Listen up Blitzes: Valentines is here and I don’t give a good gods damned fuck. My girly heart was replaced long ago with a lump of coal I got for Christmas one year. The occasional “awwww” over a puppy or “ooooh” over some pretty flowers might slip by, but I assure you, that coal isn’t turning into a diamond any time soon. And, it sure as shit isn’t turning into an actual bleeding heart.

That being said, I’m all for celebrating Valenblitz Berzerketine. Oh yeah, I totally created my own holiday in geeky celebration of love for myself. I highly recommend all of you lovelies do the same. Why not have a day where you celebrate self nerd love? I don’t need a guy/girl to validate who I am, and I don’t want said guy/girl to buy me a rose and a sentimental card. What I do want is some serious geek swag (flowers and chocolate not withstanding) that will make my black heart swoon, and I’m not above getting it for myself.

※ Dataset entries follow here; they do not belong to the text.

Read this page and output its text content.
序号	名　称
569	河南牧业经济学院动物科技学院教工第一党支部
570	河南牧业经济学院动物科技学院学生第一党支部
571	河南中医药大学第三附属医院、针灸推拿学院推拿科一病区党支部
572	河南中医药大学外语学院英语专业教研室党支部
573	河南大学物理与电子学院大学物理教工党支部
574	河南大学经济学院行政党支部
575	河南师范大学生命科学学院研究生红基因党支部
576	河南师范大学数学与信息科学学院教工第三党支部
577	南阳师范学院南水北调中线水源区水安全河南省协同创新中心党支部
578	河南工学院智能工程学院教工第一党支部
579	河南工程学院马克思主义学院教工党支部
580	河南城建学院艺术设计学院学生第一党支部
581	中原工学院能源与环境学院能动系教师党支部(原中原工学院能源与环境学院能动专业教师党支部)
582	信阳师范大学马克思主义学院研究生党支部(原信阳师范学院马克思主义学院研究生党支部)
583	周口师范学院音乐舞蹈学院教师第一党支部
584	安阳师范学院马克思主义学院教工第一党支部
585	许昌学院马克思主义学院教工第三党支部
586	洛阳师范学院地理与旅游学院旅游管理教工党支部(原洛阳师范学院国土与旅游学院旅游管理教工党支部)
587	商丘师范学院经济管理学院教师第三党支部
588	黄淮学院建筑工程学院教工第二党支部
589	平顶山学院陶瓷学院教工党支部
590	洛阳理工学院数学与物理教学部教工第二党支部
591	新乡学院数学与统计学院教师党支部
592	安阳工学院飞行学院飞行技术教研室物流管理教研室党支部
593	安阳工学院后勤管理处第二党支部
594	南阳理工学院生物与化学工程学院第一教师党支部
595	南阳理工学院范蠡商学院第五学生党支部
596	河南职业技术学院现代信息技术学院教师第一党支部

Here’s my Valenblitz Berzerketine geek-love-swag wish list.


Cold Cold Heart Ice Mold
Because, obviously. I can’t use my actual heart to cool off my drinks, coal is a diuretic and once I get some sweet scotch in my system, I don’t want to piss it away too quickly.

Anatomical Heart Necklace
This way I can pretend to have a bleeding heart. I mean, I don’t expect my heart to grow three sizes too big any time soon, so why not have a cold, metal, three sizes too small heart pressed against my chest to remind me of what I’m missing?

I [Heart Heart] Doctor Who TShirt
Two hearts is better than one, right? And, I sure do love me some Doctor Who. Probably two hearts worth. This shirt will prove the existence of at least one heart somewhere in the depths of my chest. Brilliant!


Maybe You Touched Your Genitals Hand Sanitizer
It’s Valenblitz Berzerketine you can bet your pretty ass I’ll be touching my genitals. These will come in handy for when I have to leave the house and make nice with the breeders out celebrating their love for each other. I’ll latch it onto my belt loop; that should keep everyone at a safe distance while I celebrate “loving” myself day.

Star Wars Han and Leia Bathroom Hand Towels
Every morning I wake up and look in the mirror and say to myself, “I love you.” My reflection looks back, slightly amused and says, “I know.” The only thing that could make these hand towels better is if it were my profile on each towel. Oh shit. Merchandise idea!

50 Cups of Coffee Tub o’ Caffeinated Candy
I won’t lie, the lump of coal where my heart used to be is less likely to get all pittery-pattery without the stimulation of copious amounts of caffeine. This tub o’ caffeinated candy sure would hit the spot(s). The spots being my sweet tooth, my caffeine arm and my pittery-pattery (clanky) coal heart.


Unicorn vs. Dragon Socks
Honestly, if I’m not going to be sharing my bed with someone the night of Valenblitz Berzerketine I might as well find a way to keep myself warm. I think these socks will do just fine. I mean, look at them. Plus the nightmares from imagining my feet attacking each other in bloody stumps would be sure to keep me in night sweats.

Happy Valenblitz Berzerketine, self. I love you.